This Bit of Earth
Yesterday morning I went for a walk, and there was ice, and I slipped--not wildly--yet enough so that my arms flailed, and I grabbed a nearby branch, and hoped for balance. But it wasn't a branch, really. More of a twig. And it snapped--a clean smooth break, like a bone, like a finger bone, like something fragile.
I held this piece of twig in my mittened hand, and I thought, How easy it is to be separated, how unlikely and unfortunate and strange. To be attached to something. To spend weeks and months and seasons and years shooting out of one particular tree, out of this earth, from some earlier seed of some other plant--to have all of that end in the palm of some clumsy woman? To have the breaking be that immediate, that no-looking-back?

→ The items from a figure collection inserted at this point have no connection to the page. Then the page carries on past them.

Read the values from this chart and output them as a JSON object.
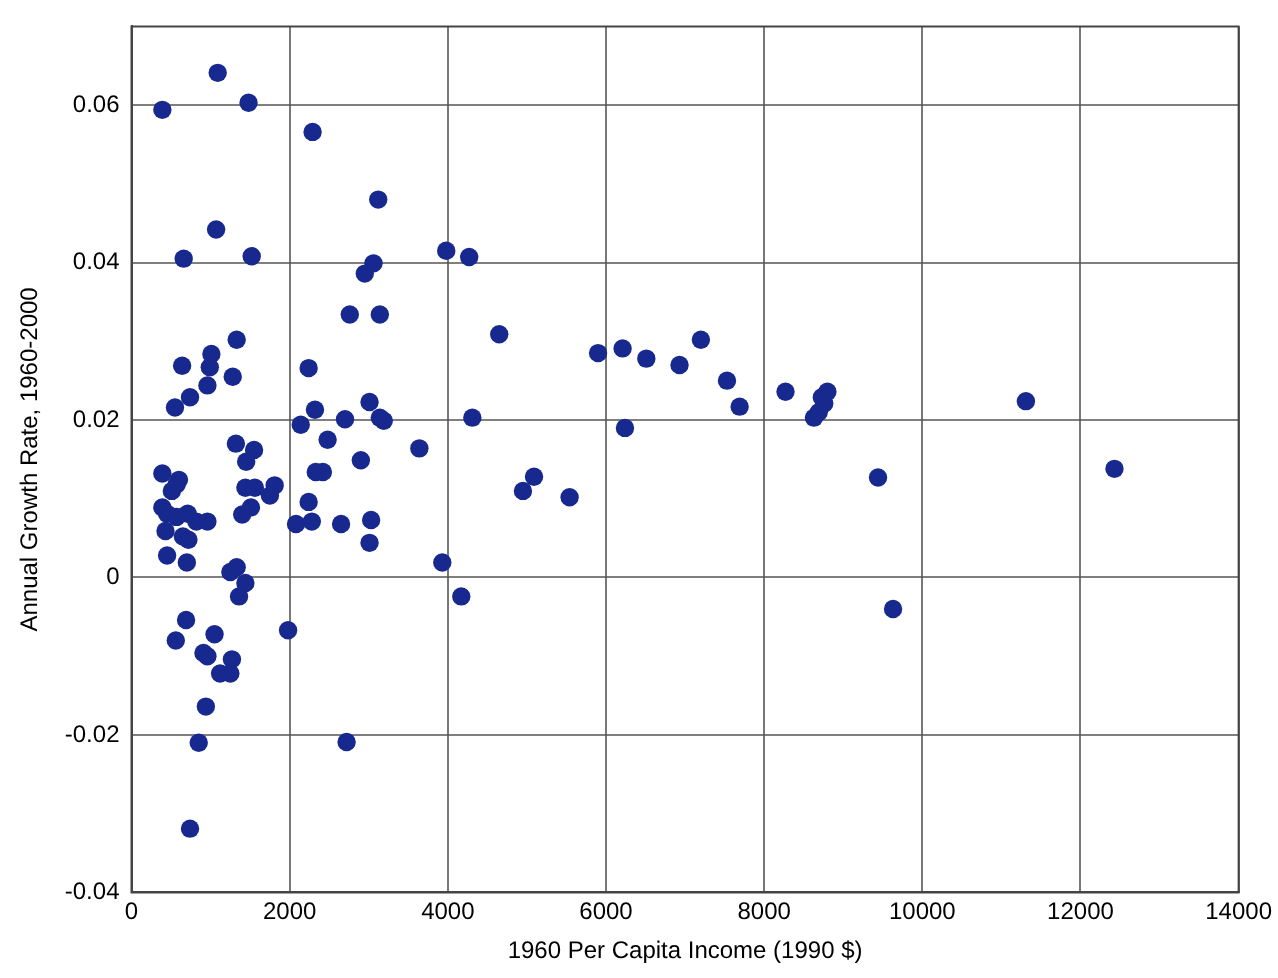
{
  "chart_data": {
    "type": "scatter",
    "xlabel": "1960 Per Capita Income (1990 $)",
    "ylabel": "Annual Growth Rate, 1960-2000",
    "xlim": [
      0,
      14000
    ],
    "xticks": [
      0,
      2000,
      4000,
      6000,
      8000,
      10000,
      12000,
      14000
    ],
    "ylim": [
      -0.04,
      0.07
    ],
    "yticks": [
      -0.04,
      -0.02,
      0,
      0.02,
      0.04,
      0.06
    ],
    "grid": true,
    "marker": "circle",
    "legend": false,
    "series": [
      {
        "color": "#17288e",
        "x": [
          390,
          1090,
          1480,
          1070,
          660,
          1520,
          1330,
          640,
          1010,
          990,
          960,
          1280,
          740,
          550,
          1320,
          1550,
          1450,
          390,
          600,
          2290,
          3120,
          3060,
          2950,
          2760,
          3140,
          2240,
          3010,
          2320,
          2700,
          2140,
          3140,
          3190,
          2480,
          2900,
          2330,
          2420,
          570,
          510,
          390,
          450,
          570,
          710,
          820,
          960,
          430,
          650,
          720,
          450,
          700,
          1440,
          1560,
          1810,
          1750,
          1510,
          1400,
          1250,
          1330,
          1440,
          1360,
          690,
          560,
          1050,
          910,
          960,
          1270,
          1120,
          1250,
          940,
          850,
          740,
          1980,
          2720,
          2240,
          2080,
          2280,
          2650,
          3030,
          3010,
          3980,
          4270,
          4650,
          5900,
          6210,
          6510,
          6930,
          4310,
          6240,
          3640,
          5090,
          4950,
          5540,
          3930,
          4170,
          7200,
          7530,
          7690,
          8270,
          8630,
          8690,
          8760,
          8730,
          8800,
          11310,
          12430,
          9440,
          9630
        ],
        "values": [
          0.0594,
          0.0641,
          0.0603,
          0.0442,
          0.0405,
          0.0408,
          0.0302,
          0.0269,
          0.0284,
          0.0267,
          0.0244,
          0.0255,
          0.0229,
          0.0216,
          0.017,
          0.0162,
          0.0147,
          0.0132,
          0.0124,
          0.0566,
          0.048,
          0.0399,
          0.0386,
          0.0334,
          0.0334,
          0.0266,
          0.0223,
          0.0213,
          0.0201,
          0.0194,
          0.0203,
          0.0199,
          0.0175,
          0.0149,
          0.0134,
          0.0134,
          0.0118,
          0.011,
          0.0089,
          0.0081,
          0.0077,
          0.0081,
          0.0071,
          0.0071,
          0.0059,
          0.0052,
          0.0048,
          0.0028,
          0.0019,
          0.0114,
          0.0114,
          0.0117,
          0.0104,
          0.0089,
          0.008,
          0.0007,
          0.0013,
          -0.0007,
          -0.0024,
          -0.0054,
          -0.008,
          -0.0072,
          -0.0096,
          -0.01,
          -0.0104,
          -0.0122,
          -0.0122,
          -0.0164,
          -0.021,
          -0.0319,
          -0.0067,
          -0.0209,
          0.0096,
          0.0068,
          0.0071,
          0.0068,
          0.0073,
          0.0044,
          0.0415,
          0.0407,
          0.0309,
          0.0285,
          0.0291,
          0.0278,
          0.027,
          0.0203,
          0.019,
          0.0164,
          0.0128,
          0.011,
          0.0102,
          0.0019,
          -0.0024,
          0.0302,
          0.025,
          0.0217,
          0.0236,
          0.0203,
          0.021,
          0.0221,
          0.0229,
          0.0236,
          0.0224,
          0.0138,
          0.0127,
          -0.004
        ]
      }
    ]
  }
}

The context is this: I've been thinking about death. In less than a week, I have lost two loved ones from different sides of my family (one of them young), and I keep driving down long open roads, looking at the snow, the bare trees, the gray grasses lying low in the ditches, and I know just as everyone knows that death is a part of life, that it is all cyclical, that there is no such thing as control. But. But,
If I had not been looking at that chickadee, if I had been wearing better boots, if I had not been worrying about what to say and what I should have said and why I didn't--I would have noticed the ice. I could have prevented at least that twig from breaking.

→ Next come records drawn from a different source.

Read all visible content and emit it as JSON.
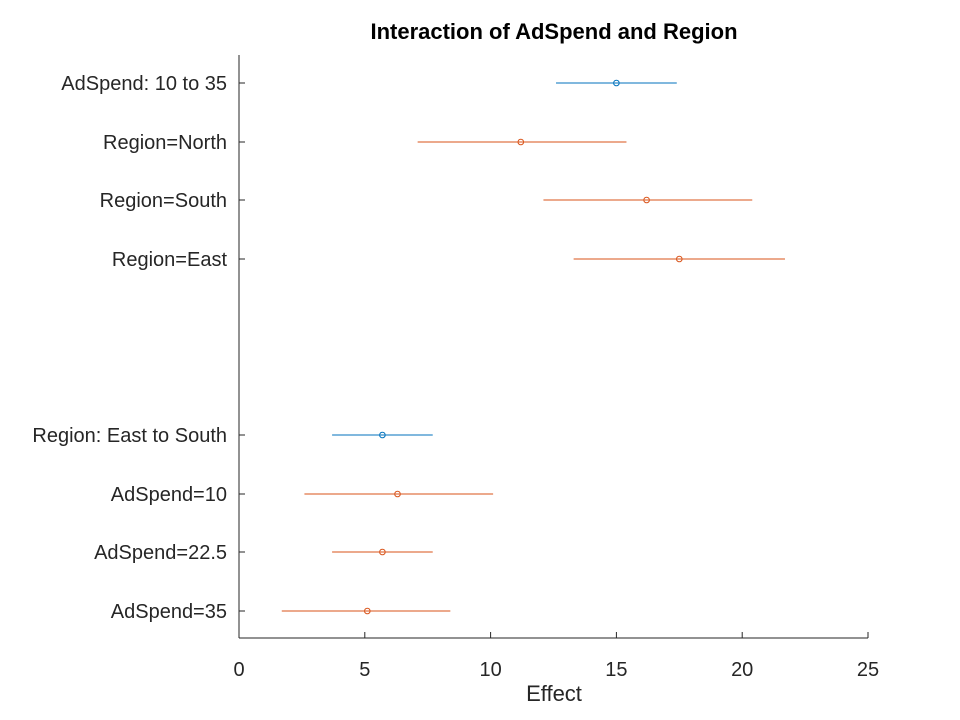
{
  "chart_data": {
    "type": "interaction-plot",
    "title": "Interaction of AdSpend and Region",
    "xlabel": "Effect",
    "xlim": [
      0,
      25
    ],
    "xticks": [
      0,
      5,
      10,
      15,
      20,
      25
    ],
    "rows": [
      {
        "label": "AdSpend: 10 to 35",
        "estimate": 15.0,
        "lower": 12.6,
        "upper": 17.4,
        "kind": "main"
      },
      {
        "label": "Region=North",
        "estimate": 11.2,
        "lower": 7.1,
        "upper": 15.4,
        "kind": "conditional"
      },
      {
        "label": "Region=South",
        "estimate": 16.2,
        "lower": 12.1,
        "upper": 20.4,
        "kind": "conditional"
      },
      {
        "label": "Region=East",
        "estimate": 17.5,
        "lower": 13.3,
        "upper": 21.7,
        "kind": "conditional"
      },
      {
        "label": "Region: East to South",
        "estimate": 5.7,
        "lower": 3.7,
        "upper": 7.7,
        "kind": "main"
      },
      {
        "label": "AdSpend=10",
        "estimate": 6.3,
        "lower": 2.6,
        "upper": 10.1,
        "kind": "conditional"
      },
      {
        "label": "AdSpend=22.5",
        "estimate": 5.7,
        "lower": 3.7,
        "upper": 7.7,
        "kind": "conditional"
      },
      {
        "label": "AdSpend=35",
        "estimate": 5.1,
        "lower": 1.7,
        "upper": 8.4,
        "kind": "conditional"
      }
    ],
    "colors": {
      "main": "#0072BD",
      "conditional": "#D95319"
    },
    "grid": false
  }
}
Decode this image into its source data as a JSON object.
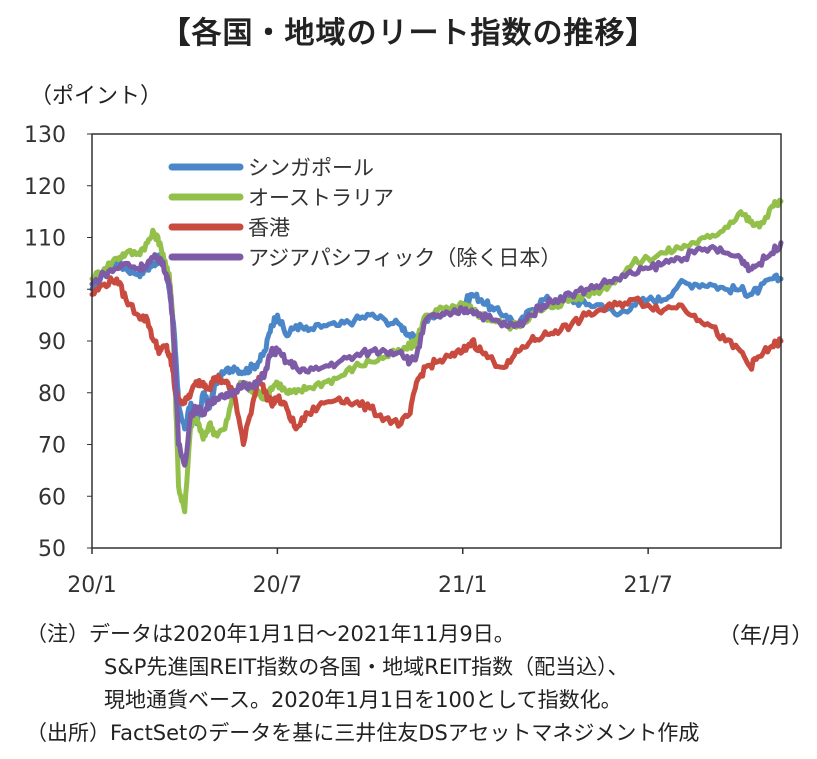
{
  "title": "【各国・地域のリート指数の推移】",
  "unit_label": "（ポイント）",
  "period_label": "（年/月）",
  "notes": {
    "line1": "（注）データは2020年1月1日～2021年11月9日。",
    "line2": "S&P先進国REIT指数の各国・地域REIT指数（配当込）、",
    "line3": "現地通貨ベース。2020年1月1日を100として指数化。",
    "line4": "（出所）FactSetのデータを基に三井住友DSアセットマネジメント作成"
  },
  "chart_data": {
    "type": "line",
    "title": "【各国・地域のリート指数の推移】",
    "ylabel": "（ポイント）",
    "xlabel": "（年/月）",
    "ylim": [
      50,
      130
    ],
    "yticks": [
      50,
      60,
      70,
      80,
      90,
      100,
      110,
      120,
      130
    ],
    "xlim": [
      0,
      22.3
    ],
    "xticks": [
      {
        "label": "20/1",
        "value": 0
      },
      {
        "label": "20/7",
        "value": 6
      },
      {
        "label": "21/1",
        "value": 12
      },
      {
        "label": "21/7",
        "value": 18
      }
    ],
    "legend_position": "top-left",
    "series": [
      {
        "name": "シンガポール",
        "color": "#4a86c8",
        "x": [
          0,
          0.4,
          0.8,
          1.1,
          1.5,
          1.8,
          2.0,
          2.2,
          2.4,
          2.5,
          2.6,
          2.7,
          2.8,
          3.0,
          3.2,
          3.4,
          3.6,
          3.8,
          4.0,
          4.3,
          4.6,
          4.9,
          5.2,
          5.4,
          5.6,
          5.8,
          6.0,
          6.3,
          6.6,
          7.0,
          7.5,
          8.0,
          8.5,
          9.0,
          9.5,
          10.0,
          10.3,
          10.5,
          10.8,
          11.2,
          11.6,
          12.0,
          12.3,
          12.6,
          13.0,
          13.4,
          13.8,
          14.2,
          14.6,
          15.0,
          15.5,
          16.0,
          16.5,
          17.0,
          17.5,
          18.0,
          18.5,
          19.0,
          19.5,
          20.0,
          20.5,
          21.0,
          21.3,
          21.6,
          22.0,
          22.3
        ],
        "values": [
          100,
          103,
          105,
          104,
          103,
          104,
          105,
          106,
          103,
          100,
          96,
          88,
          78,
          73,
          78,
          74,
          80,
          77,
          82,
          84,
          85,
          84,
          85,
          86,
          88,
          93,
          95,
          91,
          93,
          92,
          93,
          93,
          94,
          95,
          94,
          93,
          91,
          90,
          94,
          95,
          96,
          97,
          99,
          98,
          96,
          95,
          93,
          96,
          98,
          98,
          98,
          97,
          97,
          95,
          97,
          98,
          98,
          101,
          101,
          101,
          100,
          100,
          99,
          100,
          102,
          102
        ]
      },
      {
        "name": "オーストラリア",
        "color": "#92c04b",
        "x": [
          0,
          0.4,
          0.8,
          1.1,
          1.5,
          1.8,
          2.0,
          2.2,
          2.4,
          2.5,
          2.6,
          2.7,
          2.8,
          3.0,
          3.2,
          3.4,
          3.6,
          3.8,
          4.0,
          4.3,
          4.6,
          4.9,
          5.2,
          5.4,
          5.6,
          5.8,
          6.0,
          6.3,
          6.6,
          7.0,
          7.5,
          8.0,
          8.5,
          9.0,
          9.5,
          10.0,
          10.3,
          10.5,
          10.8,
          11.2,
          11.6,
          12.0,
          12.3,
          12.6,
          13.0,
          13.4,
          13.8,
          14.2,
          14.6,
          15.0,
          15.5,
          16.0,
          16.5,
          17.0,
          17.5,
          18.0,
          18.5,
          19.0,
          19.5,
          20.0,
          20.5,
          21.0,
          21.3,
          21.6,
          22.0,
          22.3
        ],
        "values": [
          102,
          104,
          106,
          107,
          107,
          109,
          111,
          109,
          104,
          103,
          96,
          80,
          62,
          57,
          74,
          75,
          71,
          74,
          72,
          73,
          80,
          82,
          80,
          80,
          79,
          81,
          82,
          80,
          80,
          81,
          82,
          83,
          85,
          86,
          87,
          88,
          89,
          90,
          95,
          96,
          96,
          97,
          96,
          95,
          94,
          93,
          93,
          95,
          96,
          97,
          98,
          99,
          100,
          102,
          105,
          106,
          107,
          108,
          109,
          110,
          112,
          115,
          113,
          112,
          116,
          117
        ]
      },
      {
        "name": "香港",
        "color": "#c94a3e",
        "x": [
          0,
          0.4,
          0.8,
          1.1,
          1.5,
          1.8,
          2.0,
          2.2,
          2.4,
          2.5,
          2.6,
          2.7,
          2.8,
          3.0,
          3.2,
          3.4,
          3.6,
          3.8,
          4.0,
          4.3,
          4.6,
          4.9,
          5.2,
          5.4,
          5.6,
          5.8,
          6.0,
          6.3,
          6.6,
          7.0,
          7.5,
          8.0,
          8.5,
          9.0,
          9.5,
          10.0,
          10.3,
          10.5,
          10.8,
          11.2,
          11.6,
          12.0,
          12.3,
          12.6,
          13.0,
          13.4,
          13.8,
          14.2,
          14.6,
          15.0,
          15.5,
          16.0,
          16.5,
          17.0,
          17.5,
          18.0,
          18.5,
          19.0,
          19.5,
          20.0,
          20.5,
          21.0,
          21.3,
          21.6,
          22.0,
          22.3
        ],
        "values": [
          99,
          101,
          102,
          98,
          95,
          94,
          90,
          88,
          89,
          87,
          85,
          80,
          79,
          78,
          80,
          82,
          82,
          81,
          83,
          82,
          80,
          70,
          78,
          83,
          80,
          78,
          79,
          77,
          73,
          76,
          78,
          79,
          78,
          77,
          75,
          74,
          76,
          82,
          85,
          86,
          87,
          88,
          90,
          88,
          86,
          85,
          88,
          90,
          91,
          92,
          93,
          95,
          96,
          97,
          98,
          97,
          96,
          97,
          95,
          93,
          90,
          88,
          85,
          87,
          89,
          90
        ]
      },
      {
        "name": "アジアパシフィック（除く日本）",
        "color": "#7d5ba6",
        "x": [
          0,
          0.4,
          0.8,
          1.1,
          1.5,
          1.8,
          2.0,
          2.2,
          2.4,
          2.5,
          2.6,
          2.7,
          2.8,
          3.0,
          3.2,
          3.4,
          3.6,
          3.8,
          4.0,
          4.3,
          4.6,
          4.9,
          5.2,
          5.4,
          5.6,
          5.8,
          6.0,
          6.3,
          6.6,
          7.0,
          7.5,
          8.0,
          8.5,
          9.0,
          9.5,
          10.0,
          10.3,
          10.5,
          10.8,
          11.2,
          11.6,
          12.0,
          12.3,
          12.6,
          13.0,
          13.4,
          13.8,
          14.2,
          14.6,
          15.0,
          15.5,
          16.0,
          16.5,
          17.0,
          17.5,
          18.0,
          18.5,
          19.0,
          19.5,
          20.0,
          20.5,
          21.0,
          21.3,
          21.6,
          22.0,
          22.3
        ],
        "values": [
          101,
          103,
          104,
          105,
          104,
          105,
          106,
          106,
          103,
          101,
          95,
          84,
          70,
          66,
          76,
          77,
          76,
          78,
          79,
          79,
          80,
          82,
          81,
          82,
          84,
          88,
          88,
          86,
          85,
          84,
          85,
          86,
          87,
          88,
          88,
          88,
          86,
          87,
          94,
          95,
          95,
          96,
          96,
          95,
          94,
          93,
          93,
          95,
          97,
          98,
          99,
          100,
          101,
          102,
          103,
          104,
          105,
          106,
          107,
          108,
          107,
          106,
          104,
          105,
          107,
          109
        ]
      }
    ]
  }
}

But of course I would not have. Could not have. The ice was covered over with thin powder, as it so often is--no more ill-meaning than a cloud.
When I picked myself up off the ground, I carried the twig with me for a while. After a few paces, I thought about turning around, returning it to its original tree and leaving it there at its trunk, saying some kind of prayer. But I would have made those actions only for myself.
To my left was an overlook onto a snowy marsh, and I walked up to the edge of land and tossed the twig in. It sunk, somewhere in all that white. And I don't think I delude myself in believing that this bit of earth, which was once alive, will find its purpose there.